Contado depressa.

Achei-lhe graça, e não lh'a nego ainda agora, apesar do tempo passado, dos successos occorridos, e da tal ou qual sympathia ao rato que acho em mim; teve graça. Não me pesa dizel-o; os que amam a natureza como ella quer ser amada, sem repudio parcial nem exclusões injustas, não acham nella nada inferior. Amo o rato, não desamo o gato. Já pensei em os fazer viver juntos, mas vi que são incompativeis. Em verdade, um roe-me os livros, outro o queijo; mas não é muito que eu lhes perdoe, se já perdoei a um cachorro que me levou o descanço em peores circumstancias. Contarei o caso depressa.

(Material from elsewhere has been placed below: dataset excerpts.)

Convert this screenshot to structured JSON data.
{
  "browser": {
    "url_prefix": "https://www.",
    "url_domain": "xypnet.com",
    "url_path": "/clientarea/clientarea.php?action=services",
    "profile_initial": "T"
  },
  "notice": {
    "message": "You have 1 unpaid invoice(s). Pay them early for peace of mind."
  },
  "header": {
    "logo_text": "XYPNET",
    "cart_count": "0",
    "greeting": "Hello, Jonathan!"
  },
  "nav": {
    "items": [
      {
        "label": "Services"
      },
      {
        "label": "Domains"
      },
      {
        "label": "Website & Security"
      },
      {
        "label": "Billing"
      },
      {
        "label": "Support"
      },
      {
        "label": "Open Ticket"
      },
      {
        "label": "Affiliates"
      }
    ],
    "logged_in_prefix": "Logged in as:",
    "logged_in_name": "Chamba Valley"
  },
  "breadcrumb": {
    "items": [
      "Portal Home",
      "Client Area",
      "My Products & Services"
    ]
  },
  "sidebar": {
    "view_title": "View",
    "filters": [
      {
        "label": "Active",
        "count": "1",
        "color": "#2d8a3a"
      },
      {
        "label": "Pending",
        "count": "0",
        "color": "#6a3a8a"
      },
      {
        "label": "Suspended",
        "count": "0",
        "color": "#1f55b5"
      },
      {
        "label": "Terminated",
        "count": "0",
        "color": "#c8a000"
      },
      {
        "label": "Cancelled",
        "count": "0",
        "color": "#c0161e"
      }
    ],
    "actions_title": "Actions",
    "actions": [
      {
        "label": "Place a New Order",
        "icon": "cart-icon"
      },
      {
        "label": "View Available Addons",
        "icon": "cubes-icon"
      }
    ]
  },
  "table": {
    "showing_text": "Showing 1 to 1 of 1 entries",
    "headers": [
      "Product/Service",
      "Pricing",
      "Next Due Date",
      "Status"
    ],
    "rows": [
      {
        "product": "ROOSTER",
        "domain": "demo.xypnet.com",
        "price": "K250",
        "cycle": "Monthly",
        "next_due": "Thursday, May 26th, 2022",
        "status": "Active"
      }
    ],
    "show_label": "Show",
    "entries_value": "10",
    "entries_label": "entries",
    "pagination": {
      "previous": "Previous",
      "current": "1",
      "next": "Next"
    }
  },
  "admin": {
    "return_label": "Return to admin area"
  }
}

Foi quando nasceu Ezequiel; a mãe estava com febre, Sancha vivia ao pé della, e tres cães na rua latiam toda a noite. Procurei o fiscal, e foi como se procurasse o leitor, que só agora sabe disto. Então resolvi matal-os; comprei veneno, mandei fazer tres bolas de carne, e eu mesmo inseri nellas a droga. De noite, saí; era uma hora; nem a doente, nem a enfermeira podiam dormir, com a bulha dos cães. Quando elles me viram, afastaram-se, dous desceram para o lado da praia do Flamengo, um ficou a curta distancia, como que esperando. Fui-me a elle, assobiando e dando estalinhos com os dedos. O diabo ainda latiu, mas fiado nos signaes de amizade, foi-se calando, até que se calou de todo. Como eu continuasse, elle veiu a mim, devagar, mexendo a cauda, que é o seu modo de rir delles; eu tinha já na mão as bolas envenenadas, e ia deitar-lhe uma dellas, quando aquelle riso especial, carinho, confiança ou o que quer que seja, me atou a vontade; fiquei assim não sei como, tocado de pena e guardei as bolas no bolso. Ao leitor póde parecer que foi o cheiro da carne que remetteu o cão ao silencio. Não digo que não; eu cuido que elle não me quiz attribuir perfidia ao gesto, e entregou-se-me. A conclusão é que se livrou.